Berman J D, Dwyer D M, Wyler D J
Infect Immun. 1979 Oct;26(1):375-9. doi: 10.1128/iai.26.1.375-379.1979.
To facilitate in vitro studies of the immunology of human leishmaniasis, we developed a method of growing pathogenic Leishmania in human monocyte-derived macrophages. After 6 days of incubation, adherent mononuclear cells were infected with Leishmania donovani amastigotes obtained from infected hamster spleen cells or with L. tropica amastigotes obtained from infected BALB/c tissue mouse footpad. Forty-eight percent of the macrophages were initially infected, with a mean of 3.0 amastigotes per infected macrophage. After 6 days of incubation, 59% of macrophages were infected and contained 8.8 amastigotes per infected macrophage, representing 2.9-fold multiplication. Electron microscopy revealed the presence of dividing parasites within phagolysosomes. These observations indicate that Leishmania survive and multiply within human monocyte-derived macrophages despite fusion of secondary lysosomes with the parasitophorous vacuole.

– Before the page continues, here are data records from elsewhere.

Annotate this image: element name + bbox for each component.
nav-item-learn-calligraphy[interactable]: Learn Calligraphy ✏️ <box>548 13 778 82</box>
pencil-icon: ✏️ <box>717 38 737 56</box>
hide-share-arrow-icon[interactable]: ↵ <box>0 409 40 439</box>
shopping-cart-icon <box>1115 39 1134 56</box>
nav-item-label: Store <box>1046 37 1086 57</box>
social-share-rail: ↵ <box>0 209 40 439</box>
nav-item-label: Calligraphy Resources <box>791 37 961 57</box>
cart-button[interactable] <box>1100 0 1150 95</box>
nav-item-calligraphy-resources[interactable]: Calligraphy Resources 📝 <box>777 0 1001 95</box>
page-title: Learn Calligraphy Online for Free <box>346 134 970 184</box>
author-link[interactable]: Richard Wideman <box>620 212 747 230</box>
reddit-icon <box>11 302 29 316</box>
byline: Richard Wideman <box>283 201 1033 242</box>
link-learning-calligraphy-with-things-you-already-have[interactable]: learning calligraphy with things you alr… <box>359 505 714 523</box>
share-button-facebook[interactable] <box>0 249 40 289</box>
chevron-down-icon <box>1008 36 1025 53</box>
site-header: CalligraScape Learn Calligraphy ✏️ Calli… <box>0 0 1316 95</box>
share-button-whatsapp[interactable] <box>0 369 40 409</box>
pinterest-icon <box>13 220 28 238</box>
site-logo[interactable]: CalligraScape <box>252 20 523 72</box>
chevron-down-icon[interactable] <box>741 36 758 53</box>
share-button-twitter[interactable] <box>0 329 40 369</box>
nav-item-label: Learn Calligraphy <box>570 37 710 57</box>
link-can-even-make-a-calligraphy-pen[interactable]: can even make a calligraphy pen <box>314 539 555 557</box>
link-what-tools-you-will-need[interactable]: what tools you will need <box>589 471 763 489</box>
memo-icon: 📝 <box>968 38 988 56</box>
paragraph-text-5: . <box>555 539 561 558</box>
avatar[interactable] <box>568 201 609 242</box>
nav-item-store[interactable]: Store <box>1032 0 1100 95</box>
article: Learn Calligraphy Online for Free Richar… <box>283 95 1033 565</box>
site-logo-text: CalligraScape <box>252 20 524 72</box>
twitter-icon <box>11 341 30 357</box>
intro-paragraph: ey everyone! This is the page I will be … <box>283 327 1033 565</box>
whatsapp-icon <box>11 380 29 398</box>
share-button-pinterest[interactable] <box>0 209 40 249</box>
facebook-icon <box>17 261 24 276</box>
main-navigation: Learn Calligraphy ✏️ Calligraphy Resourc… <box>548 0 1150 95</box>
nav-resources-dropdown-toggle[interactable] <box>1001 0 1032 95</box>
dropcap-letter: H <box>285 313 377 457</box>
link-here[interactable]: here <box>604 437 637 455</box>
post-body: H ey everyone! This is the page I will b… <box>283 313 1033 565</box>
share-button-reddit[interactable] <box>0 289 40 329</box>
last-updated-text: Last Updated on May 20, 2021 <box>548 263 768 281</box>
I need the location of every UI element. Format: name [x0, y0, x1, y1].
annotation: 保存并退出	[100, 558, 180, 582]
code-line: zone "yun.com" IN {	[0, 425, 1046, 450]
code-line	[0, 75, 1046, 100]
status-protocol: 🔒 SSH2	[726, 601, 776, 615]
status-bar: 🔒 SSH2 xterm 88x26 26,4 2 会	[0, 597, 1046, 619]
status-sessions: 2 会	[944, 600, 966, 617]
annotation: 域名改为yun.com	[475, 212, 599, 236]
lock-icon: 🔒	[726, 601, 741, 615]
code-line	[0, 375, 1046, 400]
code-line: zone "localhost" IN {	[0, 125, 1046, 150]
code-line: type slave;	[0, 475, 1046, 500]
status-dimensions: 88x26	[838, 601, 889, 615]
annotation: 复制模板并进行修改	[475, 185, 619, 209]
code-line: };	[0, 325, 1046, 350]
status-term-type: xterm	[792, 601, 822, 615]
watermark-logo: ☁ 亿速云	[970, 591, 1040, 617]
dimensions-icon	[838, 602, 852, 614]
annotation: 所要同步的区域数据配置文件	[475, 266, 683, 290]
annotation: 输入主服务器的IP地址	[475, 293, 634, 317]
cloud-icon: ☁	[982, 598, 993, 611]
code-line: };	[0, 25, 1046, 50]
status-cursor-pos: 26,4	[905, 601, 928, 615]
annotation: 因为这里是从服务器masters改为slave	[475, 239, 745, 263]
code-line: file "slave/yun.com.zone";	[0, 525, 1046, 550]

为便于对人类利什曼病的免疫学进行体外研究,我们开发了一种在人单核细胞衍生的巨噬细胞中培养致病性利什曼原虫的方法。孵育6天后,贴壁单核细胞用从感染仓鼠脾细胞中获得的杜氏利什曼原虫无鞭毛体或从感染的BALB/c组织小鼠足垫中获得的热带利什曼原虫无鞭毛体进行感染。最初,48%的巨噬细胞被感染,每个被感染的巨噬细胞平均含有3.0个无鞭毛体。孵育6天后,59%的巨噬细胞被感染,每个被感染的巨噬细胞含有8.8个无鞭毛体,增殖了2.9倍。电子显微镜显示吞噬溶酶体内存在正在分裂的寄生虫。这些观察结果表明,尽管次级溶酶体与寄生泡融合,但利什曼原虫仍能在人单核细胞衍生的巨噬细胞内存活和增殖。